Ayhan Sezer: "7 yıldır esnaflık yapıyorum ve Yusufeli’nde üç kuşaktır da burada hayatımı idame ettiriyorum. Yusufeli’nin taşınma süreci ilk valinin basın açıklamasını yapmasından sonra hızlandı. Şu anda biz bu taşınmayı erken görüyoruz hatta bunun erken olduğunu daha önce de dile getirdik. Toplantılar yaptık, yukarıya her hafta olağan gelen bir heyet var, heyetle görüşmelerimiz oldu. Yusufelilerinin ticari faaliyet gerçekleştiren esnaf olarak çok büyük bir ticari daralmanın içine düşeceğimizi öngörüyorduk. Bununla ilgili de belli başlı hazırlıkların yapılmasına dair doneleri kendilerine sunduk ve böyle bir düşüncemiz var, bununla ilgili herhangi bir çalışmanız var mı diye sorduğunuzda bize herhangi bir yanıt veremediler. Şimdi onların öngörmüş olduğu yüzde 30'luk bir göç dalgasının olacağı beklendiği öne sürüldü, ama ben bu göç dalgasını daha büyük olacağını tahmin ediyorum."

'İNSANLAR BU ŞEHİRDE TOPRAKLARINI, ARAZİLERİNİ SATIP KANEPE ALIYORLAR'

İbrahim Demirkıran: "Bizler çok karanlık bir süreçteyiz. Okullar ile ilgili bitmemiş ilçeye çocuklarımı orada güvenli görmüyorum yani bir araya geleceğiz bütün veliler burada ne yapabiliriz noktasında bir fikre varacağız.
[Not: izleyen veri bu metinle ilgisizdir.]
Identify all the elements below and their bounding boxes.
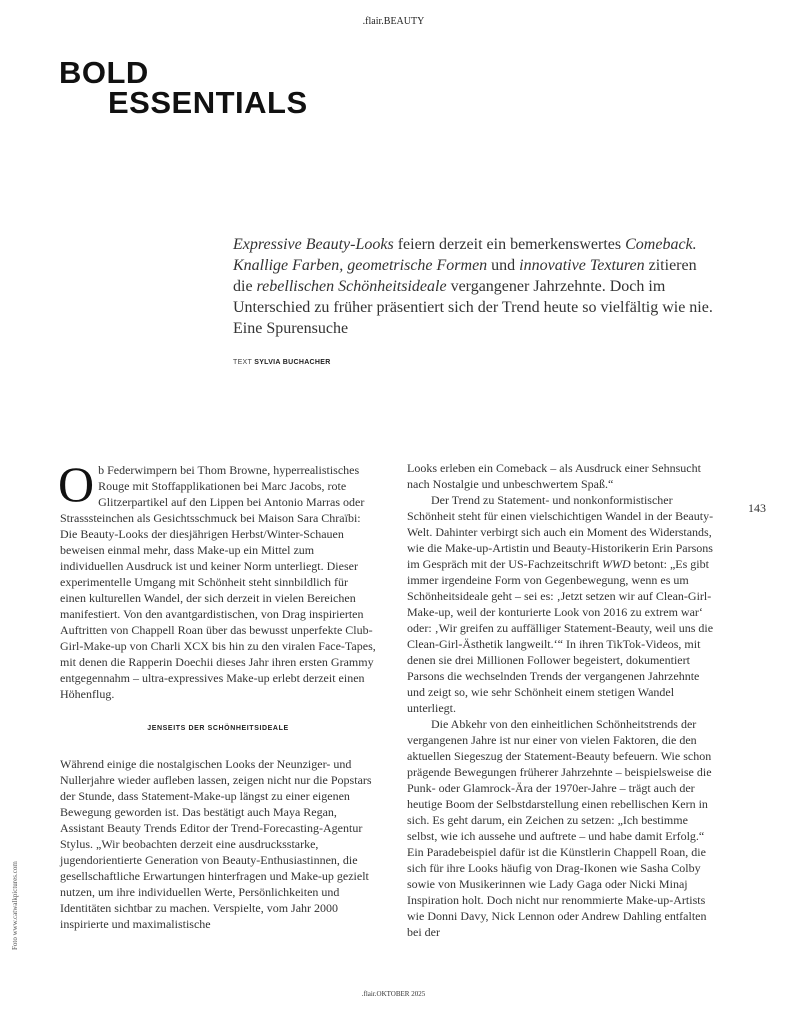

Çünkü ben bu şekilde güvensiz bir yere bütün ebeveynler gibi okulda sınıfına kadar öğrencisini götürürken biz burada bu taşımalı sisteme nasıl çocuklarımızı teslim edeceğiz. Bitmemiş bir inşaat bitmemiş okul büyük bir sıkıntı bekliyor ve bizim çocuklarımızın yardıma ihtiyacı var böyle bırakamayız. Olası bir kazada bunun sorumluluğunu kim alacak?

Yani neticede buradan yukarıya çıktığımızda bir gram toprak yok biz ne yapacağız? Markete ve manava dayalı bir tüketim olacak. Hiç üretimin olmadığı ilçede insanlar asgari ücretle çalışıyorlar ve kimisi emekli gerçekten çok zor. Ben ticaretin her alanında varım sosyal tesis işletiyorum ve biliyorum bayiliklerimden dolayı biliyorum. İnsanlar arazisini satarak kanepe alıyorlar, arazisini satarak çocuğunu evlendiriyorlar. Böyle bir şey olabilir mi evini satan insanın ev alabilmesi lazım, oradan artırdığı parayla da günlük ihtiyacına veya ikinci evinin ön parasını ödeyip öyle gitmesi lazım. Ama çok üzülüyorum atasından, dedesinden kalan parayla kanepe alıyor. Toplum inanın burnumun içi sızlıyor çok zor bir süreçten geçiyoruz.”